Sacks told this story with quirky humor, and some criticized Marshall and writer Steve Zaillian for sentimentalizing that humor. But I think it's decent sentiment, because they invest us in the characters first, instead of trying to manipulate us with the story. Also, while the patients' awakening means, of course, some what to live life to the fullest, some don't (one patient (George Martin) grouses he's got no one to share anything with anymore, while another (Alice Drummond) feels time has passed her by), and the film is honest about that. Finally, this is a story without heroes or villains (while Sayer and Kaufman are often at odds, this is in philosophical terms), just people, and Marshall and Zaillian don't make the mistake of trying to add melodrama. This honest sentiment, which Marshall also showed in BIG, would soon become just plain sentiment in later films like RENAISSANCE MAN and THE PREACHER'S WIFE, but none of that is in evidence here.

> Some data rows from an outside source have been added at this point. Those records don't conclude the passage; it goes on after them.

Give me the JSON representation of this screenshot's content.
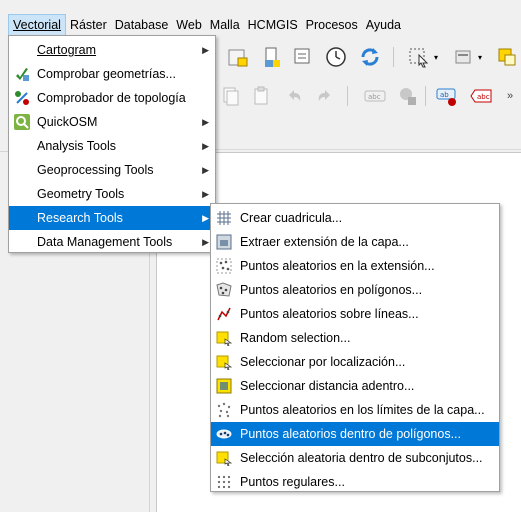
{
  "menubar": {
    "items": [
      {
        "label": "Vectorial",
        "active": true
      },
      {
        "label": "Ráster"
      },
      {
        "label": "Database"
      },
      {
        "label": "Web"
      },
      {
        "label": "Malla"
      },
      {
        "label": "HCMGIS"
      },
      {
        "label": "Procesos"
      },
      {
        "label": "Ayuda"
      }
    ]
  },
  "vector_menu": {
    "items": [
      {
        "label": "Cartogram",
        "icon": "none",
        "submenu": true
      },
      {
        "label": "Comprobar geometrías...",
        "icon": "check-geometry-icon",
        "submenu": false
      },
      {
        "label": "Comprobador de topología",
        "icon": "topology-checker-icon",
        "submenu": false
      },
      {
        "label": "QuickOSM",
        "icon": "quickosm-icon",
        "submenu": true
      },
      {
        "label": "Analysis Tools",
        "icon": "none",
        "submenu": true
      },
      {
        "label": "Geoprocessing Tools",
        "icon": "none",
        "submenu": true
      },
      {
        "label": "Geometry Tools",
        "icon": "none",
        "submenu": true
      },
      {
        "label": "Research Tools",
        "icon": "none",
        "submenu": true,
        "selected": true
      },
      {
        "label": "Data Management Tools",
        "icon": "none",
        "submenu": true
      }
    ]
  },
  "research_menu": {
    "items": [
      {
        "label": "Crear cuadricula...",
        "icon": "grid-icon"
      },
      {
        "label": "Extraer extensión de la capa...",
        "icon": "layer-extent-icon"
      },
      {
        "label": "Puntos aleatorios en la extensión...",
        "icon": "random-points-extent-icon"
      },
      {
        "label": "Puntos aleatorios en polígonos...",
        "icon": "random-points-polygons-icon"
      },
      {
        "label": "Puntos aleatorios sobre líneas...",
        "icon": "random-points-lines-icon"
      },
      {
        "label": "Random selection...",
        "icon": "random-selection-icon"
      },
      {
        "label": "Seleccionar por localización...",
        "icon": "select-by-location-icon"
      },
      {
        "label": "Seleccionar distancia adentro...",
        "icon": "select-within-distance-icon"
      },
      {
        "label": "Puntos aleatorios en los límites de la capa...",
        "icon": "random-points-bounds-icon"
      },
      {
        "label": "Puntos aleatorios dentro de polígonos...",
        "icon": "random-points-inside-polygons-icon",
        "selected": true
      },
      {
        "label": "Selección aleatoria dentro de subconjutos...",
        "icon": "random-subset-selection-icon"
      },
      {
        "label": "Puntos regulares...",
        "icon": "regular-points-icon"
      }
    ]
  },
  "colors": {
    "selection": "#0078d7",
    "menubar_active": "#cce4f7"
  }
}
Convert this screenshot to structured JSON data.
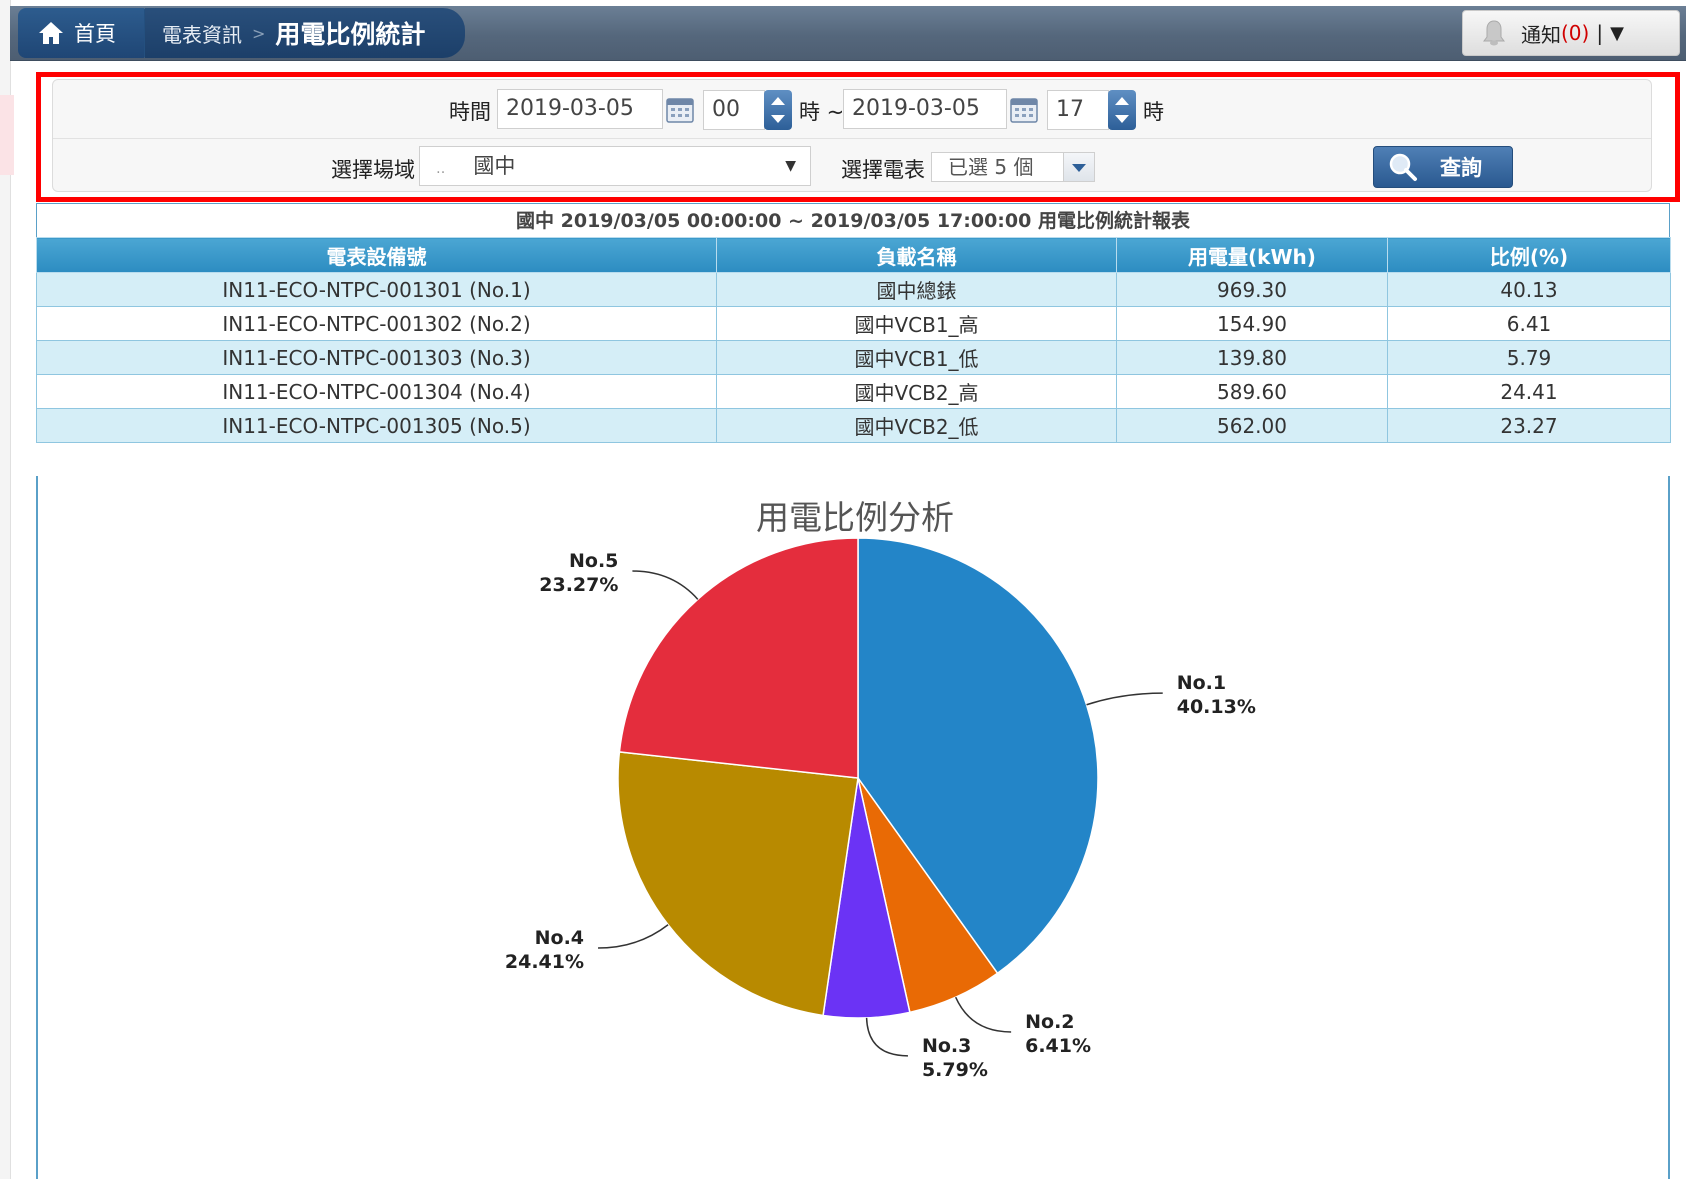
{
  "header": {
    "home_label": "首頁",
    "crumb_parent": "電表資訊",
    "crumb_separator": ">",
    "page_title": "用電比例統計",
    "notify_label": "通知",
    "notify_count_text": "(0)",
    "notify_separator": "|",
    "notify_caret": "▼"
  },
  "filters": {
    "time_label": "時間",
    "start_date": "2019-03-05",
    "start_hour": "00",
    "hour_unit_1": "時 ~",
    "end_date": "2019-03-05",
    "end_hour": "17",
    "hour_unit_2": "時",
    "site_label": "選擇場域",
    "site_dots": "‥",
    "site_value": "國中",
    "site_caret": "▼",
    "meter_label": "選擇電表",
    "meter_value": "已選 5 個",
    "query_label": "查詢"
  },
  "report": {
    "title": "國中 2019/03/05 00:00:00 ~ 2019/03/05 17:00:00 用電比例統計報表",
    "columns": [
      "電表設備號",
      "負載名稱",
      "用電量(kWh)",
      "比例(%)"
    ],
    "rows": [
      [
        "IN11-ECO-NTPC-001301 (No.1)",
        "國中總錶",
        "969.30",
        "40.13"
      ],
      [
        "IN11-ECO-NTPC-001302 (No.2)",
        "國中VCB1_高",
        "154.90",
        "6.41"
      ],
      [
        "IN11-ECO-NTPC-001303 (No.3)",
        "國中VCB1_低",
        "139.80",
        "5.79"
      ],
      [
        "IN11-ECO-NTPC-001304 (No.4)",
        "國中VCB2_高",
        "589.60",
        "24.41"
      ],
      [
        "IN11-ECO-NTPC-001305 (No.5)",
        "國中VCB2_低",
        "562.00",
        "23.27"
      ]
    ]
  },
  "chart_data": {
    "type": "pie",
    "title": "用電比例分析",
    "categories": [
      "No.1",
      "No.2",
      "No.3",
      "No.4",
      "No.5"
    ],
    "values": [
      40.13,
      6.41,
      5.79,
      24.41,
      23.27
    ],
    "labels": [
      "40.13%",
      "6.41%",
      "5.79%",
      "24.41%",
      "23.27%"
    ],
    "colors": [
      "#2385c8",
      "#e96a05",
      "#6b33f5",
      "#b88a00",
      "#e42d3d"
    ]
  },
  "colors": {
    "accent": "#2c8cc1",
    "header_bar": "#55677c",
    "highlight_border": "#ff0000",
    "row_alt": "#d5eef7"
  },
  "icons": {
    "home": "home-icon",
    "bell": "bell-icon",
    "calendar": "calendar-icon",
    "search": "search-icon"
  }
}
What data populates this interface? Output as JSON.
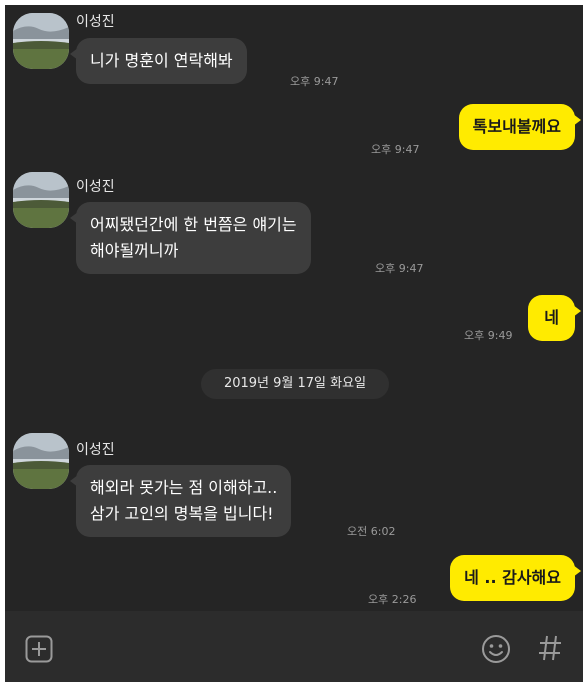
{
  "messages": [
    {
      "sender": "이성진",
      "text_lines": [
        "니가 명훈이 연락해봐"
      ],
      "time": "오후 9:47"
    },
    {
      "text_lines": [
        "톡보내볼께요"
      ],
      "time": "오후 9:47"
    },
    {
      "sender": "이성진",
      "text_lines": [
        "어찌됐던간에 한 번쯤은 얘기는",
        "해야될꺼니까"
      ],
      "time": "오후 9:47"
    },
    {
      "text_lines": [
        "네"
      ],
      "time": "오후 9:49"
    },
    {
      "date": "2019년 9월 17일 화요일"
    },
    {
      "sender": "이성진",
      "text_lines": [
        "해외라 못가는 점 이해하고..",
        "삼가 고인의 명복을 빕니다!"
      ],
      "time": "오전 6:02"
    },
    {
      "text_lines": [
        "네 .. 감사해요"
      ],
      "time": "오후 2:26"
    }
  ],
  "input_bar": {
    "icons": [
      "add-icon",
      "emoji-icon",
      "hashtag-icon"
    ]
  },
  "colors": {
    "background": "#252525",
    "incoming_bubble": "#3d3d3d",
    "outgoing_bubble": "#ffeb00",
    "timestamp": "#9a9a9a"
  }
}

Curiously, the one misstep of the movie involves DeNiro. Early on, he's completely convincing when Leonard is comatose, of course. And when he wakes up, instead of instantly jumping around and celebrating, you see him slowly taking it all in, and giving off a sense of joy and inner calm. You get the sense of a man who wants to take time to think things through. Even when he wants to put off his mother (Ruth Nelson), whom he thinks has become overprotective, he does it gently but firmly. And his relationship with Paula (Penelope Ann Miller), a woman whose father is in the hospital, is nicely developed without ever getting sappy. But when Leonard's condition worsens, the actor disappears and the technique takes over. What happened to Leonard may be accurately portrayed, but I found it conventional and a rare melodramatic lapse in the film.